26. Летчик Тютчев в делах своих
Громадный аэродром был пуст от всего, кроме ураганного ветра, самолета и кучки людей у края поля.
От кучки отделился летчик Тютчев и пошел к самолету — один, без всяких провожатых.
Это был самолет, для глаз сегодня еще совсем непривычный, из тех, что летают не в этом небе, а в том, которое видно станет, если взобраться на это небо, — в том, которое оранжевое и ультрафиолетовое, которое черное и все напролет безоблачное.
То большое небо, для которого это наше небо паркетом, как бы даже корнем, а может, и просто пуховой подушкой.
И в то небо отправлялся летчик Тютчев, идя по пустому аэродрому к самолету, похожему не то на иглу с Кащеевой смертью, не то на хищную рыбу из недосягаемых морей.
Кучка стояла и смотрела, блистая орденами, погонами и складками, очками, околышами и биноклями в наблюдении настоящего.
И когда было пике из того большого неба в это и дальше — с этого неба к земле, то получилось то, что не должно было получиться, и вся сумасшедшая сила летчика Тютчева шла прахом, разрывая ему внутренности, и точка на земле, куда свистела игла с Кащеевой смертью, была на пустом аэродроме, где блестели ордена, погоны и складки.

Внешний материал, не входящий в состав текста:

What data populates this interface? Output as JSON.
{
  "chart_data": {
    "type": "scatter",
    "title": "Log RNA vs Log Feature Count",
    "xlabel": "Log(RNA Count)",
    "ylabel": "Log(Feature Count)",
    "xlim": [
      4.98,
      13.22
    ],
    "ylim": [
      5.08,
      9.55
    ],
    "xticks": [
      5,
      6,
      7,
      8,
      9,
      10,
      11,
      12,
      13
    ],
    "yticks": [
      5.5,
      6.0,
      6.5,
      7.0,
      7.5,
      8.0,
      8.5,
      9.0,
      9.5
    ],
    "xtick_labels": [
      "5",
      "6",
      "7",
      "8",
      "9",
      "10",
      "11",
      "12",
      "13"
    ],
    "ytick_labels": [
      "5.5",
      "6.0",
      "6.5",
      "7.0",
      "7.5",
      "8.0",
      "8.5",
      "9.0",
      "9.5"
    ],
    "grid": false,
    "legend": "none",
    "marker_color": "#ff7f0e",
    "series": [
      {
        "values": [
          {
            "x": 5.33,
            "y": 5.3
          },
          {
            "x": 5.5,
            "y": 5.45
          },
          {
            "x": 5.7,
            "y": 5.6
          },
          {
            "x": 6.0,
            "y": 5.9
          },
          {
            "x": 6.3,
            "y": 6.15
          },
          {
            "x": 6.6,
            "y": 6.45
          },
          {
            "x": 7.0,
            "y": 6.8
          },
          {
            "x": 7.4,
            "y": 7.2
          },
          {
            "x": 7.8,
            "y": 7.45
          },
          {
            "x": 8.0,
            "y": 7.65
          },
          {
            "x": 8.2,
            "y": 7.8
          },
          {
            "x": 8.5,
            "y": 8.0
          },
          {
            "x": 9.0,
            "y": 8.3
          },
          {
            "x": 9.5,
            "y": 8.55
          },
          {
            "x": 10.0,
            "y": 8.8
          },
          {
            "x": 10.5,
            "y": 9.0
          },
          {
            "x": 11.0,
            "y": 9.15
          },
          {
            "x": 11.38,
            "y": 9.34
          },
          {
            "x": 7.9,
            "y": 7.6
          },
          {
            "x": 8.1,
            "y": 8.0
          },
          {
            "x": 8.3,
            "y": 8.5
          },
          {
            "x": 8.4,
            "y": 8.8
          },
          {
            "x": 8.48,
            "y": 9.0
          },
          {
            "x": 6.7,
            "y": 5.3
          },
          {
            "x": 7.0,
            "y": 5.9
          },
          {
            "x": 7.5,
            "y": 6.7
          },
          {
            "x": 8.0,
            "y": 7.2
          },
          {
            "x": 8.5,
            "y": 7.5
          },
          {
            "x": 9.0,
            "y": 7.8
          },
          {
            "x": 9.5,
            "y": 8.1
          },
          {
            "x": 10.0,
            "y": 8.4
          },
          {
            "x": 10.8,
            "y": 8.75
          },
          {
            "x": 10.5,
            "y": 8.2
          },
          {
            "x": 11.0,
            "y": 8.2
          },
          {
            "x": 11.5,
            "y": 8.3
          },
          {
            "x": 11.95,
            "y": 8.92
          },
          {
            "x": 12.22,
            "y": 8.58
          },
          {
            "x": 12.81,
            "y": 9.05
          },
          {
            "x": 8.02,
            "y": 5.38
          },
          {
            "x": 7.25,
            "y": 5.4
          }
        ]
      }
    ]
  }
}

— Шесть ноль шесть, — сказали самые большие погоны, и им ответили:
— Два ноль два.
И продолжали наблюдения, потому что до понимания было еще секунды, наверное, три.
Вся сумасшедшая сила летчика Тютчева, включая всех нас и его мексиканку, шла прахом, разрывая ему внутренности и в кровь из-под ногтей.
Секунды, наверное, три прошли, и очки, околыши и бинокли заволновались, но самые большие погоны смотрели по случаю вниз, говоря:
— Шесть ноль шесть.
И послушный голос ответил, смотря вверх:
— Два ноль два.
Когда своей силой и еще не своей силой, не щадя живота, летчик Тютчев добился своего и шел потом прочь от поля, отогнав врачей, потому что спешил, он даже не мог оглянуться.
27. Как летчик Тютчев разнял дерущихся и поведал им о самой что ни на есть сути
В этот день, после пике, шофер сказал:
— Может, вы дальше самостоятельно, Федор Иванович, боюсь — горючее, не дотяну.
— Давай, — сказал летчик Тютчев и пошел пешком, трудно ставя стопу на землю.
В нашем дворе иногда — очень редко, но все же иногда — случаются драки, в которых никакого нет смысла, а одни только взаимные обиды, если вовремя не помешать. Причем дерутся только пьяные, не до бесчувствия пьяные, а только так, до воспаления, как бы сказать, мира.
Подходя, летчик Тютчев увидел сцену, так что пошел быстрее, хотя идти было трудно, даже если ставить ногу на землю осторожно. Однако он шел себе и шел, как полагается мужчине в расцвете сил и сдержанности, а потом побежал со всех ног, забыв про свои трудности и осторожности.
В этот день еврей Факторович и солдат Тимохин первые три часа пребывали в мире и дружбе, хотя солдат Тимохин сильно обогнал Факторовича в смысле развития событий, то есть, говоря просто и наобум, в смысле гораздо больше выпил, так как еврей Факторович вообще водку не любил и пил только из вежливости и чтобы не отстать. Зато действовало на него выпитое чрезвычайно убедительно, — он сразу постигал самую суть всего, о чем бы ни заговорили, и давал объяснения налево и направо, не гнушаясь правды.
— Понимаешь, — сказал солдат Тимохин в начале четвертого часа мира и дружбы, — понимаешь ли ты, что такое любовь, но различие в возрасте?